Diese Tochter ist noch nicht aus den Windeln heraus und knüpft gerade erste Kontakte zur Sprache. Es geht glanzlos von Akt zu Akt, es wird eingekauft und gekocht, der Vater kutschiert die Kinder in der Gegend herum, wenn sie zu ihrer Mutter oder ihren verschiedenen Verabredungen müssen, das Fernsehen gewährt öde Erholung. Jedes Kind hat entsprechend seinem Alter andere Bedürfnisse und eine andere Art herumzuquengeln, die älteste Tochter befindet sich schon am Rand der strapaziösen Pubertät, die jüngste steht noch dem strampelnden Ursprung nah, vernünftig reden lässt sich mit beiden nicht. Der Liebe, die nicht thematisiert wird und schweigend da ist, tut es keinen Abbruch.
Das Ganze ist nicht mehr so ausführlich gestaltet wie in "Min Kamp", wo die Lektüre einer Badezimmerreinigung ungefähr so lang dauerte wie der Vorgang selbst. Aber es lässt dennoch Knausgårds Erlebnis- und Schreibprinzip erkennen. "Ich liebe Wiederholungen.
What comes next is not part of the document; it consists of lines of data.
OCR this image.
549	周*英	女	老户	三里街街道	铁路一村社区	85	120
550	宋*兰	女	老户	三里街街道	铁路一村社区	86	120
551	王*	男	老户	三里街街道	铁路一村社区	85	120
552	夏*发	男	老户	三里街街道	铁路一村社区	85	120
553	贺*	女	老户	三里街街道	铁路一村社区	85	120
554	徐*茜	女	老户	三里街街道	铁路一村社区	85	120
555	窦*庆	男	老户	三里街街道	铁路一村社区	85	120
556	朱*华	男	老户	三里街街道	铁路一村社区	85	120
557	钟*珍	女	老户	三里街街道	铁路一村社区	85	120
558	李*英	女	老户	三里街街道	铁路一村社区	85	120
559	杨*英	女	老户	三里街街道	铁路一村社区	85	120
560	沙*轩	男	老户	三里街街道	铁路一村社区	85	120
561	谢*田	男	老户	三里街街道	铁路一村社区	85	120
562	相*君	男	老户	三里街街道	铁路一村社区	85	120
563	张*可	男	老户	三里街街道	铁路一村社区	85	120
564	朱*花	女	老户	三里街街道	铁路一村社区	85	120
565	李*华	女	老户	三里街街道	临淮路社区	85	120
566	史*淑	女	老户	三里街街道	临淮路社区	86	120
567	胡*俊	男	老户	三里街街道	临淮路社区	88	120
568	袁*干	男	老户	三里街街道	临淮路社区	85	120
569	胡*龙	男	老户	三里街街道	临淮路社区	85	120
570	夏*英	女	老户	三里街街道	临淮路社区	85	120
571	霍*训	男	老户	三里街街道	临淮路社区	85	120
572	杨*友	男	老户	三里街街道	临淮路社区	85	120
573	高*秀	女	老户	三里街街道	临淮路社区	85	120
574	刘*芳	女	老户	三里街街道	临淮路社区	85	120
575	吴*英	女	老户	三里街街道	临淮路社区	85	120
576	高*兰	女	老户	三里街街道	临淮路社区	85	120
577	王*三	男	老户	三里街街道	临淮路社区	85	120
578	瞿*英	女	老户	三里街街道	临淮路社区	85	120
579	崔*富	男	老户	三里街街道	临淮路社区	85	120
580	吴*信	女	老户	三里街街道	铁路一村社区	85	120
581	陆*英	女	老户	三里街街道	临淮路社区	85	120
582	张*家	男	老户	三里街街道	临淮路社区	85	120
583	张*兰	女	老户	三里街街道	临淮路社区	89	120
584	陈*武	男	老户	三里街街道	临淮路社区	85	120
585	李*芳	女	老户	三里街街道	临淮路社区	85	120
Sie verwandeln die Zeit in einen Ort, verwandeln die Tage in ein Haus, in dem die Wiederholungen Wände, Böden und Decken sind." Zeit als solche ist eine Funktion des Todes, denn sie zehrt unsere hiesige Frist auf wie der Funke die Zündschnur. Zeit jedoch, die gezwungen wird, mehrmals das Gleiche zu zeitigen, biegt von der gnadenlosen Geraden in die Kreisbahn ein, geht in den Raum über, ins Haus, in etwas, worin man sich daheim fühlt. Dass dies gelingen kann, ist Knausgårds inständiges Credo. Er hat es sich mit diesem Zyklus der Jahreszeiten so leicht gemacht, wie es seinem schwerblütigen, aber offenen Temperament nur überhaupt möglich ist.
Ein Wort noch zu den Illustrationen von Anselm Kiefer, mit dem Knausgård freundschaftlich verbunden ist. Kiefer wirkt in den gigantischen Formaten, zu denen er im Lauf seiner Kunst gefunden hat. Dass er sich hier zu den kleinen Aquarellen bereitgefunden hat, die das Buch begleiten, stellt gewiss einen Freundschaftsdienst dar, den man umso höher einschätzen muss, als der Künstler sich und seine Eigenart darin fast völlig verleugnet. Gut sind sie nicht; aber rührend.